Connected Women is a national mentorship program designed for women who are either already working in technical and/or trades occupations in the electricity sector, or are studying to enter the industry. By matching mentees with experienced industry professionals over a six-month period the Program aims to increase career entry and advancement opportunities for professional women, while helping organizations solve pending labour shortages and diversify their workforce.
Mentors who take new workers ‘under their wing’ provide support to mentees to gain familiarity with corporate processes and policies, provide guidance and reassurance when it is required and pass on their knowledge and expertise to the next generation of workers. At the same time, mentees engage in reverse-mentoring by providing their mentor with fresh perspectives on the industry and perhaps share information about the latest technology or applications to bridge the gap between employee generations. “It’s a win-win situation”, says Michelle Branigan, CEO of EHRC.
“Having a mentor you can turn to for guidance and advice about career choices and advancement can make all the difference in getting to the next level” highlights the Honourable Maryam Monsef, Minister of Status of Women. “Our government is confident the launch of the Connected Women Mentorship Program will further attract and retain women in this industry. We are proud to be a partner with Electricity Human Resources Canada in launching this national mentorship program. It’s going to make a real difference in the careers of many women across the country.”

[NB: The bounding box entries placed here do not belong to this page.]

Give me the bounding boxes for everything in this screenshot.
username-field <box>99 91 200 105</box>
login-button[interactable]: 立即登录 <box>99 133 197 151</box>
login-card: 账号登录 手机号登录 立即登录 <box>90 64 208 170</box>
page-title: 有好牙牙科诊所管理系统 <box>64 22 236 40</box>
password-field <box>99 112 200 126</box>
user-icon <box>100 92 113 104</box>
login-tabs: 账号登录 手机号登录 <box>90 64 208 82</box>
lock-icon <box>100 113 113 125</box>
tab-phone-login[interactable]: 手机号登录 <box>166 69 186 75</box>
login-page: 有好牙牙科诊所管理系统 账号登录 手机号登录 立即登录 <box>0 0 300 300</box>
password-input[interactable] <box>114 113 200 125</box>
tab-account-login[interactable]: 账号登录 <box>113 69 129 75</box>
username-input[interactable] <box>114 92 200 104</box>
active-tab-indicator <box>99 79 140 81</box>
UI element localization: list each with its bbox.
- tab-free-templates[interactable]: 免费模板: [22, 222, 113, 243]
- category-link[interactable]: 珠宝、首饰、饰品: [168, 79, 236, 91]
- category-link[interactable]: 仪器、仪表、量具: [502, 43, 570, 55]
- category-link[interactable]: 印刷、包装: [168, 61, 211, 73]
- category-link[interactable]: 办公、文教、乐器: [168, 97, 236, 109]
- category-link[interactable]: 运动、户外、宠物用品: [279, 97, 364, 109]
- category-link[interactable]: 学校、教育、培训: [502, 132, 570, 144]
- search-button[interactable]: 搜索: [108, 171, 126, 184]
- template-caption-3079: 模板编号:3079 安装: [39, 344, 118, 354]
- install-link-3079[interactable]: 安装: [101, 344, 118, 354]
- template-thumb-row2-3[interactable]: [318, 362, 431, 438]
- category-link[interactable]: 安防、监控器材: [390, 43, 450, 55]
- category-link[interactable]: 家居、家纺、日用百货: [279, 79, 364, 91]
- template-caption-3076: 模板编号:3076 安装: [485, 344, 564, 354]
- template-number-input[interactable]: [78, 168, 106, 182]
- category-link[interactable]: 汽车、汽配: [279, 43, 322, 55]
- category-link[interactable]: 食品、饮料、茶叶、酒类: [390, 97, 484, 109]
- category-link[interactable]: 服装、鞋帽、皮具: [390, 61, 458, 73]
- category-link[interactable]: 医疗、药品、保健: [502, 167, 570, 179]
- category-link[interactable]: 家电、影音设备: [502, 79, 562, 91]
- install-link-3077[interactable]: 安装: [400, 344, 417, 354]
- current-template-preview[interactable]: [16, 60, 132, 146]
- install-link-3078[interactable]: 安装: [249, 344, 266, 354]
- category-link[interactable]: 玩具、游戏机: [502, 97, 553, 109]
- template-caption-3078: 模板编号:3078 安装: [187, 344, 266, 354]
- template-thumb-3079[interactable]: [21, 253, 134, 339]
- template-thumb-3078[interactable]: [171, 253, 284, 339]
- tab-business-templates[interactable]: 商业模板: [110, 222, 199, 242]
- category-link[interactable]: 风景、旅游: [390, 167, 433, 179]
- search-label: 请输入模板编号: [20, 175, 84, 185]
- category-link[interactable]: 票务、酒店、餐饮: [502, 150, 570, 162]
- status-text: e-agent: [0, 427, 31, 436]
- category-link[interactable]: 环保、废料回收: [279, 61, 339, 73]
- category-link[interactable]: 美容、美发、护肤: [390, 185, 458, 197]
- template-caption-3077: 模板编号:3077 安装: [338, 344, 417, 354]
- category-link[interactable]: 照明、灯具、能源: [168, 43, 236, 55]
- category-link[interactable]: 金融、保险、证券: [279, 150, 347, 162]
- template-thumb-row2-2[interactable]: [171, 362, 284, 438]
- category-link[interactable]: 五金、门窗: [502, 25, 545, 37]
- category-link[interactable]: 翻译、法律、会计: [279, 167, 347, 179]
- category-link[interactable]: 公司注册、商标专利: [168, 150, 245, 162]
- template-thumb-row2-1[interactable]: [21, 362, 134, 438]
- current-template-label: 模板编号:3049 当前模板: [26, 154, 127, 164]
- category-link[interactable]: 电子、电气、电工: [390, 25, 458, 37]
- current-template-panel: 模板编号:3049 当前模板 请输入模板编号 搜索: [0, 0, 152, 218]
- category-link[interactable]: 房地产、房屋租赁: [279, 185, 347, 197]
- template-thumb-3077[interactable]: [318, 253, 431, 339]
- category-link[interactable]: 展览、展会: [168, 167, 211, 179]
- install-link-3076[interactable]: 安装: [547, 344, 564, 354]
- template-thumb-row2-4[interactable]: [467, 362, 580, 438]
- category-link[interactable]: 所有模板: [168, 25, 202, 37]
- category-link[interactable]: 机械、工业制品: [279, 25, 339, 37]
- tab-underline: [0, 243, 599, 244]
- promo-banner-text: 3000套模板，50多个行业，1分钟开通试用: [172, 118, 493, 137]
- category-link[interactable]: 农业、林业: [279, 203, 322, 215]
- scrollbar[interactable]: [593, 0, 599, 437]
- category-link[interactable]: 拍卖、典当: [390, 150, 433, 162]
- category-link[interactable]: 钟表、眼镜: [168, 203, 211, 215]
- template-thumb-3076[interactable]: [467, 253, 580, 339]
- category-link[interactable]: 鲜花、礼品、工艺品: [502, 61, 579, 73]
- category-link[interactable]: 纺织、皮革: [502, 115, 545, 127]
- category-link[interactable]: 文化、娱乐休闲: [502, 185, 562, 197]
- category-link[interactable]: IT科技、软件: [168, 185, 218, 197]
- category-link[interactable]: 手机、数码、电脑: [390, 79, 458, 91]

“Women in the industry face a number of challenges that can affect their participation and advancement, including access to promotions and workplace culture. Mentoring is a powerful way to overcome these challenges. It is relationship-oriented – so although specific skills or competencies may be used as a basis for creating the relationship, its focus goes beyond these areas to include such things as work/life balance, self-confidence, self-perception, and how the personal influences the professional. With the support of women and men already employed in the industry we can help bridge the supply/demand gap for the sector and ensure women are given equal opportunity to access the multiple career opportunities that are available to them.” says Nirav Patel, Director – Human Resources at Ontario Power Generation and Chair of the Connected Women Steering Committee.
The Connected Women Program was developed by EHRC and the Connected Women steering committee, including: Algonquin College, Electrofederation/WESCO, Hydro Ottawa, Hydro One, International Brotherhood Electrical Workers (IBEW), Power Workers Union (PWU), Manitoba Hydro, Society of Energy Professionals, and Women in Nuclear.